Buka ojk.go.id, gunakan OJK Mobile App di menu Layanan Informasi Keuangan, atau hubungi call center OJK di nomor 157.
❓ Apakah dana saya aman di aplikasi investasi berizin OJK?
Platform berizin OJK diwajibkan memisahkan dana nasabah dari rekening operasional dan mematuhi standar pengawasan OJK, yang memberikan lapisan perlindungan lebih dibanding platform ilegal.
❓ Apa ciri-ciri aplikasi investasi bodong?
Ciri utamanya adalah menjanjikan return pasti atau sangat tinggi, tidak bisa menunjukkan izin OJK yang bisa diverifikasi, tidak memisahkan dana nasabah, dan identitas pengelola tidak transparan.
❓ Di mana melaporkan aplikasi investasi yang diduga ilegal?
Laporkan ke OJK melalui call center 157 atau WhatsApp 081-157-157-157, atau ke Satgas Pemberantasan Aktivitas Keuangan Ilegal (Satgas PAKI).
Cara verifikasi legalitas perusahaan aplikasi investasi yang komprehensif mencakup pengecekan di setidaknya empat otoritas: Kemenkumham (badan hukum), OSS/BKPM (NIB), OJK (izin kegiatan usaha), dan Kominfo (PSE). Semakin lengkap izin yang dimiliki sebuah platform, semakin tinggi tingkat kepercayaan dan perlindungan yang bisa diberikan kepada investor.

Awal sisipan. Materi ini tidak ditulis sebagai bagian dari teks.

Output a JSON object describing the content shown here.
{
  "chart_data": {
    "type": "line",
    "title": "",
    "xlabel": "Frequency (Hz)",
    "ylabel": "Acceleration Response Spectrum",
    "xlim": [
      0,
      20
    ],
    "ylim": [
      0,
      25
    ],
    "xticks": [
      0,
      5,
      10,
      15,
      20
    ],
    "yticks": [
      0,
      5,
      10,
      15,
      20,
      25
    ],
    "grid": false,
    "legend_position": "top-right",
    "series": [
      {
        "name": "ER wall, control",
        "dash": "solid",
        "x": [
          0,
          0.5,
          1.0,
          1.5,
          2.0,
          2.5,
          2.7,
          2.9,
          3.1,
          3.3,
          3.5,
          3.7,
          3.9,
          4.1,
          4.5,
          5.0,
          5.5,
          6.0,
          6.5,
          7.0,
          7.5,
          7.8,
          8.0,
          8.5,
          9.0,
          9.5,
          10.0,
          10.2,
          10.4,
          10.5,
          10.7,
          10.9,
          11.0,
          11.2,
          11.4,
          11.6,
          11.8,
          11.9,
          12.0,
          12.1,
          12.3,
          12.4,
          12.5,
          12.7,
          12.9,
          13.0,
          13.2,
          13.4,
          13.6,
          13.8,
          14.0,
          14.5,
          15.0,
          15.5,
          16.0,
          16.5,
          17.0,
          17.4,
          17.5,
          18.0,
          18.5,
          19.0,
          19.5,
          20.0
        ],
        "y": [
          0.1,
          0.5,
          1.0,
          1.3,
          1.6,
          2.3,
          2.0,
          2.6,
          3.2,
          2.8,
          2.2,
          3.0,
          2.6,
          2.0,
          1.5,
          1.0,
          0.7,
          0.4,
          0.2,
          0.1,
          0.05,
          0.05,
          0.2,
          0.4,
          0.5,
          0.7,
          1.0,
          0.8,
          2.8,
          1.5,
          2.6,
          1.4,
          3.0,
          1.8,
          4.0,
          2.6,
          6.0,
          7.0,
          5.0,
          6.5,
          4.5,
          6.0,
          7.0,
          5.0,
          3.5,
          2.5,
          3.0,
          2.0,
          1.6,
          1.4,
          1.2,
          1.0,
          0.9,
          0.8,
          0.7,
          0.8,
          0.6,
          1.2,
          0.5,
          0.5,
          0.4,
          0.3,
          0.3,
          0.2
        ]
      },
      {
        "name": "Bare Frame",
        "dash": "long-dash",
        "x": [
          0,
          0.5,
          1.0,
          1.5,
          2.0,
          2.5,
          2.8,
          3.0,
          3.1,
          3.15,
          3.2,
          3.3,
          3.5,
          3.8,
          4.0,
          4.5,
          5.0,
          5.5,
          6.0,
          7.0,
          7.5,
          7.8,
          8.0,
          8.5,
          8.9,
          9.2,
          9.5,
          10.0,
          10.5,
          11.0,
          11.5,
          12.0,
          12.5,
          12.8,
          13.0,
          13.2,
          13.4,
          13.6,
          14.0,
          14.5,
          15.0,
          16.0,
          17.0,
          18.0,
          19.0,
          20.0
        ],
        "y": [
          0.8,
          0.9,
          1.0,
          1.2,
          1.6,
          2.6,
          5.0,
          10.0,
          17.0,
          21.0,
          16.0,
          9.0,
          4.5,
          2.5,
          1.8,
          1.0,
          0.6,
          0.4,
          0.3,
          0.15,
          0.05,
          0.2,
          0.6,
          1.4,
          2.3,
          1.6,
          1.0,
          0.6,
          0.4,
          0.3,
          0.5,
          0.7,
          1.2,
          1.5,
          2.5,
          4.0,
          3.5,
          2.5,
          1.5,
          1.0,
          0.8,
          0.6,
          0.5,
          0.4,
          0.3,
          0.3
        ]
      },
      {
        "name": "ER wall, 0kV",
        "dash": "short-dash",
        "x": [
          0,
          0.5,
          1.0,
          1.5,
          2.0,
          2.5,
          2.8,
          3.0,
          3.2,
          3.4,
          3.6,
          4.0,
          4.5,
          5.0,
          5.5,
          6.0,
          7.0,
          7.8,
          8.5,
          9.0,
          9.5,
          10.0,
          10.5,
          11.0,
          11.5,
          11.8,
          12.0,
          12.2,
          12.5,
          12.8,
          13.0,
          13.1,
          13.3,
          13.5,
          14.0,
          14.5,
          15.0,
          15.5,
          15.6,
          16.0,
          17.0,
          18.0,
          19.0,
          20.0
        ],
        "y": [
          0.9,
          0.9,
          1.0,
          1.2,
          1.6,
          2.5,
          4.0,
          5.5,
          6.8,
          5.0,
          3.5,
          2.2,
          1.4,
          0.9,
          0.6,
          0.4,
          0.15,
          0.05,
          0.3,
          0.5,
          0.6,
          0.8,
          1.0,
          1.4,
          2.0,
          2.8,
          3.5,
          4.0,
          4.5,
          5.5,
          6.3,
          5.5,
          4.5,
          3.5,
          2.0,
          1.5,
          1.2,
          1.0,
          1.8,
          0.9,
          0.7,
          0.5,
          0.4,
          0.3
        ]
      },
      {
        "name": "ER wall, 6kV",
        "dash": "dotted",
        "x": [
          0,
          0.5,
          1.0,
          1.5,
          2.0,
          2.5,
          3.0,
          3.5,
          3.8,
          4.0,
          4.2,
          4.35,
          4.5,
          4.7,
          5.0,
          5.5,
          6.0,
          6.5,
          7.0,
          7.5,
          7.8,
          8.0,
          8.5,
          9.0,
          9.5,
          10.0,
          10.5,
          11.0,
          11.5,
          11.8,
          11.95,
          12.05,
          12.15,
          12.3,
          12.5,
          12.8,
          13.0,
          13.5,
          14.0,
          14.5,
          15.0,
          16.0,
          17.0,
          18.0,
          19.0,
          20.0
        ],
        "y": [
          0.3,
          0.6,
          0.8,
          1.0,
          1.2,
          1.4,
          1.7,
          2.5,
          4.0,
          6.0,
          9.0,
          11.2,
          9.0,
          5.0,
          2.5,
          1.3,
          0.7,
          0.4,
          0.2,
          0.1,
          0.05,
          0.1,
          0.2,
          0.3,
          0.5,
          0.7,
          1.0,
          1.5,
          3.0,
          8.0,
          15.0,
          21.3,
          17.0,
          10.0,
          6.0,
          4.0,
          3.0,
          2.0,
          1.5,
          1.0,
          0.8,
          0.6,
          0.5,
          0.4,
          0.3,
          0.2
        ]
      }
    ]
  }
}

Jangan lewatkan juga verifikasi pemisahan dana nasabah dari rekening operasional sebagai indikator kunci integritas pengelolaan. Gunakan checklist di atas sebelum mendaftar di platform investasi mana pun untuk melindungi diri dari potensi kerugian akibat investasi bodong.
⚠️ Disclaimer
Artikel ini bersifat edukatif dan bukan rekomendasi investasi. Selalu lakukan verifikasi mandiri melalui website resmi otoritas terkait sebelum menyetorkan dana ke platform investasi mana pun.